Com um sorriso debochado Victoire entrou na casa, seguida de perto por mim. Em poucos minutos ela tinha controlado os irmãos, os dois Potter menores e todos os Weasley. Victoire nascera para ser a babá inferno da família e não eu. Droga, até nisso ela conseguia se superar? Bem, mais ou menos. James continuava sem querer obedecer.
- Tudo bem James – disse ela, virando-lhe as costas. -, faça o que quiser. Quando vovó Molly souber que você fez tudo sozinho, que foi o único que não obedeceu, tenho certeza de que ela ficará muito orgulhosa de seu neto preferido por quebrar a casa dela inteirinha.
- Mas não fui eu! Não sozinho! – berrou James.
Virando-se para todos com um sorriso divertido Victoire perguntou:
- Alguém aqui vai contar para a vovó Molly que destruiu a casa dela? – todos os pequenos negaram com risadinhas. – E dirão que a culpa é de quem? – os pequenos gritaram "De James!" – Muito bem James, acha que ela irá acreditar em quem?
- Talvez em Teddy?

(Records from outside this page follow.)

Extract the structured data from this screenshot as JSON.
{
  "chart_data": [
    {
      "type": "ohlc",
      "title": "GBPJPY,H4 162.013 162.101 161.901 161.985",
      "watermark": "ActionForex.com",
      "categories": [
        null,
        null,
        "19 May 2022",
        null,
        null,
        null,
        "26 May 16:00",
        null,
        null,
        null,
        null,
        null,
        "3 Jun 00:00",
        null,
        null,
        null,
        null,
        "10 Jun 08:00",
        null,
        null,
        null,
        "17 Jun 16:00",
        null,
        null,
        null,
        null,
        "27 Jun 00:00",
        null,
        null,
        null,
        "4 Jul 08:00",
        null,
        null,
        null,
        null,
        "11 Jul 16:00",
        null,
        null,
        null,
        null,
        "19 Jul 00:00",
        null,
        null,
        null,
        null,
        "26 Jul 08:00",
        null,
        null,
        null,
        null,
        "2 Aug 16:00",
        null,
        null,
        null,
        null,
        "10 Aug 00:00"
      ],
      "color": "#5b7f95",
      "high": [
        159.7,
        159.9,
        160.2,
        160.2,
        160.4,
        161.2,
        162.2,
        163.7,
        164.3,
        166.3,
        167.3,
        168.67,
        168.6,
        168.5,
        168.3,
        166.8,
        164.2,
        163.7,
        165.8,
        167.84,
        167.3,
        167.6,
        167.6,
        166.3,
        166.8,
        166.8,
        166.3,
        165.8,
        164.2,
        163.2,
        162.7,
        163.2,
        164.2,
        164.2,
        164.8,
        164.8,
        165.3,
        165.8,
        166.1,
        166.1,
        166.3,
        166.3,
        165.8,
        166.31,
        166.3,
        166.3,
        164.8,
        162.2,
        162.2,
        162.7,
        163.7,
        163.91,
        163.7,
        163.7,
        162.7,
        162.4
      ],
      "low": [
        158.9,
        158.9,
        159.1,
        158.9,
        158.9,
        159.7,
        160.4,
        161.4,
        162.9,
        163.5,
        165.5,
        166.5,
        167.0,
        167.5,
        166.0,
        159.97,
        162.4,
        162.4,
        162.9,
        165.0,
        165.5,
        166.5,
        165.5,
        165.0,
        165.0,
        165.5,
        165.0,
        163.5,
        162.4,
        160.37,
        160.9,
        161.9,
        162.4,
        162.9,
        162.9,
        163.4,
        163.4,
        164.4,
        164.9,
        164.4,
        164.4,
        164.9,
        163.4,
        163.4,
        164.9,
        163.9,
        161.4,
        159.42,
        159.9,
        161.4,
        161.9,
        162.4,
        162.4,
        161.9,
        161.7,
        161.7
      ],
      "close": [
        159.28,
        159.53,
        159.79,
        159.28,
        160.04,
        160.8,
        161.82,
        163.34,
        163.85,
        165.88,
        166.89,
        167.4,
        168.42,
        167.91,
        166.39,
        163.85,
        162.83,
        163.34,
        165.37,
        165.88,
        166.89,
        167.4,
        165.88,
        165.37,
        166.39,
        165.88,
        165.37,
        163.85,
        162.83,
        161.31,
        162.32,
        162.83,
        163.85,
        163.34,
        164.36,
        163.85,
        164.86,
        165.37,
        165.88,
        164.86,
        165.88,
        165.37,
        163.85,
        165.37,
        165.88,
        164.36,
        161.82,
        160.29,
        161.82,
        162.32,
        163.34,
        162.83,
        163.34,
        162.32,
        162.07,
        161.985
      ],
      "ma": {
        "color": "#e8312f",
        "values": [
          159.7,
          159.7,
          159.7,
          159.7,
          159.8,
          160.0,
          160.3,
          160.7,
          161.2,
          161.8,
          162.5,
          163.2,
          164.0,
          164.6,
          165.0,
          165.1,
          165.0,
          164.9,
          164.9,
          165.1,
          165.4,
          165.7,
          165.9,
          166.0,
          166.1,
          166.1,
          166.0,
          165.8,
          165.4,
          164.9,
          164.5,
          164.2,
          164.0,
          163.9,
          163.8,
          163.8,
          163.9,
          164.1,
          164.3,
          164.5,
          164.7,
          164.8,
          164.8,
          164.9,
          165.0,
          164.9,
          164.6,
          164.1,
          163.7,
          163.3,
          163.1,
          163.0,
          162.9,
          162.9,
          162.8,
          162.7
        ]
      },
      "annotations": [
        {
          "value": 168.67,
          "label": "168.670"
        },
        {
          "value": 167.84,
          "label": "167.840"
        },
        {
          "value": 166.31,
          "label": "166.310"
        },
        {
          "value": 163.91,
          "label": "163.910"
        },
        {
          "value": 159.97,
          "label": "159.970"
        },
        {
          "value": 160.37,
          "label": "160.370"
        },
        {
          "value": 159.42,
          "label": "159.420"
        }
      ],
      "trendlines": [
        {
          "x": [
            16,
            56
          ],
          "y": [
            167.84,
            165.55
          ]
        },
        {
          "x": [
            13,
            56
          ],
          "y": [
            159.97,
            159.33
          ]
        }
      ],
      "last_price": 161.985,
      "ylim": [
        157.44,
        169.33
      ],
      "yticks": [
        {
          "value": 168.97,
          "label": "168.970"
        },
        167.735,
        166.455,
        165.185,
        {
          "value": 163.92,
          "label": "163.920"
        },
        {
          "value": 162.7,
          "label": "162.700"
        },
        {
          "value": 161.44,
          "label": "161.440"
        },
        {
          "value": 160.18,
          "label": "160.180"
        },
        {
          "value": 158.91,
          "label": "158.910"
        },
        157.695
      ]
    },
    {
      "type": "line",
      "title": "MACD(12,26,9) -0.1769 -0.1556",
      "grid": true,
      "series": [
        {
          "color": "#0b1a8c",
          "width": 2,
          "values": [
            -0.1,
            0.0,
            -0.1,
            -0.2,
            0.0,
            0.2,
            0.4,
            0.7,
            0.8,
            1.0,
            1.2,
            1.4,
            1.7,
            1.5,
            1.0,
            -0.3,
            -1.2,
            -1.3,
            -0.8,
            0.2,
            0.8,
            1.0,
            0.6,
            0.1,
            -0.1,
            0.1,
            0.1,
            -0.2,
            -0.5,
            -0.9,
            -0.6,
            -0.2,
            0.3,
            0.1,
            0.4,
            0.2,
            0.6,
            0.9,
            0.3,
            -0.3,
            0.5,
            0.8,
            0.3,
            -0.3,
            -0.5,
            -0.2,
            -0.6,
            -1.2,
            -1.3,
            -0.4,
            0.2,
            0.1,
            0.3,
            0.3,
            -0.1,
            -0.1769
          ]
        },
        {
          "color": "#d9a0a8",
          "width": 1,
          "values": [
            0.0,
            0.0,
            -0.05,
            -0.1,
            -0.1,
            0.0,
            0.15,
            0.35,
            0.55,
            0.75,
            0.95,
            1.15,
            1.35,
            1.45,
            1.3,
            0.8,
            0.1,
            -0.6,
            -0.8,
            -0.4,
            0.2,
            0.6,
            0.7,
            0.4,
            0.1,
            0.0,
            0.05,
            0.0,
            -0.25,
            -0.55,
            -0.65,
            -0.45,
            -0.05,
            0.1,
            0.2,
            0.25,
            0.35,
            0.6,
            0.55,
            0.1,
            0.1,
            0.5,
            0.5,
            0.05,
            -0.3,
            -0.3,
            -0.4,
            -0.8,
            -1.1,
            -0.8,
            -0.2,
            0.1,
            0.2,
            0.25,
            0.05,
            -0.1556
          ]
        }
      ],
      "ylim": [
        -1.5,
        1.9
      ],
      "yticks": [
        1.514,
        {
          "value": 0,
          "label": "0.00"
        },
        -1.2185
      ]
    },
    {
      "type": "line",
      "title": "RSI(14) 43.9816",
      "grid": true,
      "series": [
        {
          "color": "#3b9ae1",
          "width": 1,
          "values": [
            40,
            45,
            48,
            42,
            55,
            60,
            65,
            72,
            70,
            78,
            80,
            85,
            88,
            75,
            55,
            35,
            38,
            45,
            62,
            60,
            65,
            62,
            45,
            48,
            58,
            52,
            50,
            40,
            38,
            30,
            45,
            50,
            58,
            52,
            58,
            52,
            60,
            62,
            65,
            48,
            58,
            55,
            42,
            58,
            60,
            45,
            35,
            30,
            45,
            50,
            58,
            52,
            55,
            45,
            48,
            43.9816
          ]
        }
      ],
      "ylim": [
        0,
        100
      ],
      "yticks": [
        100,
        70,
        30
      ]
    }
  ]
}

Ele devia estar de babá hoje.
- Eu tentei James. Mas você me deu trabalho demais – eu acrescentei rindo.
- Vocês vão me pagar por isso, estão ouvindo? Principalmente você Victoire, espere até o ano começar!

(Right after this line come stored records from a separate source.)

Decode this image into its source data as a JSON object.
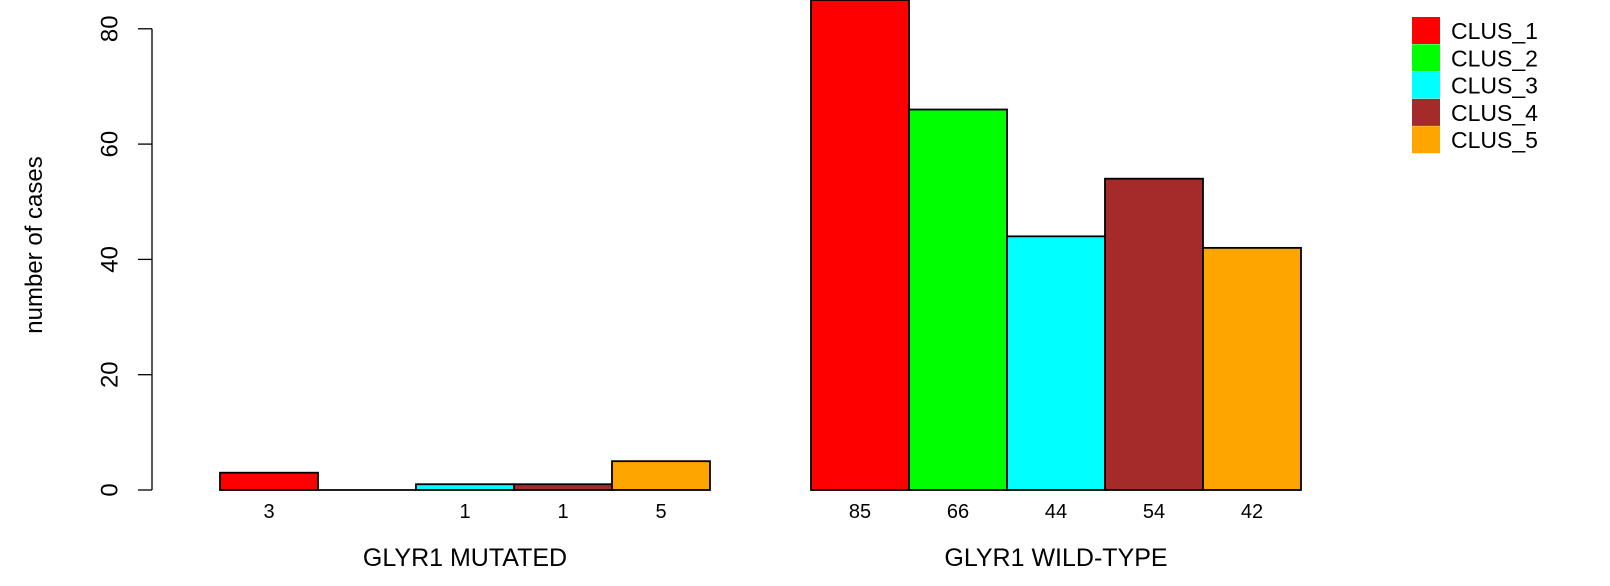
{
  "chart_data": {
    "type": "bar",
    "ylabel": "number of cases",
    "ylim": [
      0,
      85
    ],
    "yticks": [
      0,
      20,
      40,
      60,
      80
    ],
    "categories": [
      "CLUS_1",
      "CLUS_2",
      "CLUS_3",
      "CLUS_4",
      "CLUS_5"
    ],
    "colors": [
      "#ff0000",
      "#00ff00",
      "#00ffff",
      "#a52a2a",
      "#ffa500"
    ],
    "groups": [
      {
        "name": "GLYR1 MUTATED",
        "values": [
          3,
          0,
          1,
          1,
          5
        ],
        "labels": [
          "3",
          "",
          "1",
          "1",
          "5"
        ]
      },
      {
        "name": "GLYR1 WILD-TYPE",
        "values": [
          85,
          66,
          44,
          54,
          42
        ],
        "labels": [
          "85",
          "66",
          "44",
          "54",
          "42"
        ]
      }
    ],
    "legend": {
      "position": "top-right",
      "entries": [
        "CLUS_1",
        "CLUS_2",
        "CLUS_3",
        "CLUS_4",
        "CLUS_5"
      ]
    },
    "grid": false
  }
}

- Nossa, James – disse ela sarcasticamente. -, estou realmente morrendo de medo. Porque toda vez que você me ameaça, você cumpre não é mesmo? Para quem é da Grifinória com tanto orgulho você é um tanto quanto covarde.
- Ah, cale a boca, Vick! – gritou ele subindo as escadas e batendo a porta do quarto.

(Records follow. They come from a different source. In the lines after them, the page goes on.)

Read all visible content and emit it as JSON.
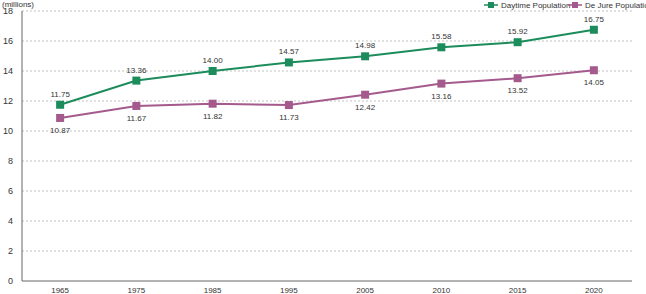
{
  "chart_data": {
    "type": "line",
    "y_label": "(millions)",
    "categories": [
      "1965",
      "1975",
      "1985",
      "1995",
      "2005",
      "2010",
      "2015",
      "2020"
    ],
    "series": [
      {
        "name": "Daytime Population",
        "color": "#1c8c5c",
        "marker": "square",
        "values": [
          11.75,
          13.36,
          14.0,
          14.57,
          14.98,
          15.58,
          15.92,
          16.75
        ],
        "value_labels": [
          "11.75",
          "13.36",
          "14.00",
          "14.57",
          "14.98",
          "15.58",
          "15.92",
          "16.75"
        ]
      },
      {
        "name": "De Jure Population",
        "color": "#a45a8c",
        "marker": "square",
        "values": [
          10.87,
          11.67,
          11.82,
          11.73,
          12.42,
          13.16,
          13.52,
          14.05
        ],
        "value_labels": [
          "10.87",
          "11.67",
          "11.82",
          "11.73",
          "12.42",
          "13.16",
          "13.52",
          "14.05"
        ]
      }
    ],
    "ylim": [
      0,
      18
    ],
    "yticks": [
      0,
      2,
      4,
      6,
      8,
      10,
      12,
      14,
      16,
      18
    ],
    "grid": true,
    "legend": "top-right",
    "data_labels": true
  }
}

- James é um bundão! – gritou Louis sorrindo.
- Aprendeu direitinho, Louis! – aprovou Victoire antes de caminhar calmamente até a rua, sentar em sua cadeira e abrir o livro novamente.
- Ei, espera! – eu gritei e corri atrás dela, sentando novamente na cadeira ao lado dela.
- O que foi dessa vez Lupin? Estou tentando ler, não está vendo?
- Tudo é Teddy Lupin! Por Merlin, a culpa tem que ser sempre minha?
- Pode, por favor, ser menos dramático? Obrigada. Porque sabe Teddy, se não fosse essa tua sina por drama eu já teria dito isso há muito tempo.
- Eu não tenho... Isso o que, Vick?
- Teddy, deixe de ser idiota uma vez na vida, eu não sou parte de um filme de Tela Quente. Eu sou a mocinha que se apaixona pelo eterno nerd incompreendido. Eu diria isso de outra forma, mas a conversa que tivemos hoje me... – interrompi toda aquela besteira que ela falava. Nem me importava o que ela diria. Eu havia entendido. E a sensação dos lábios de Victoire nos meus era melhor do que qualquer outra coisa. Com uma rotina assim eu poderia me acostumar. Com certeza.
Tudo é Teddy Lupin. Até mesmo aquele que muda o filme de Victoire Weasley.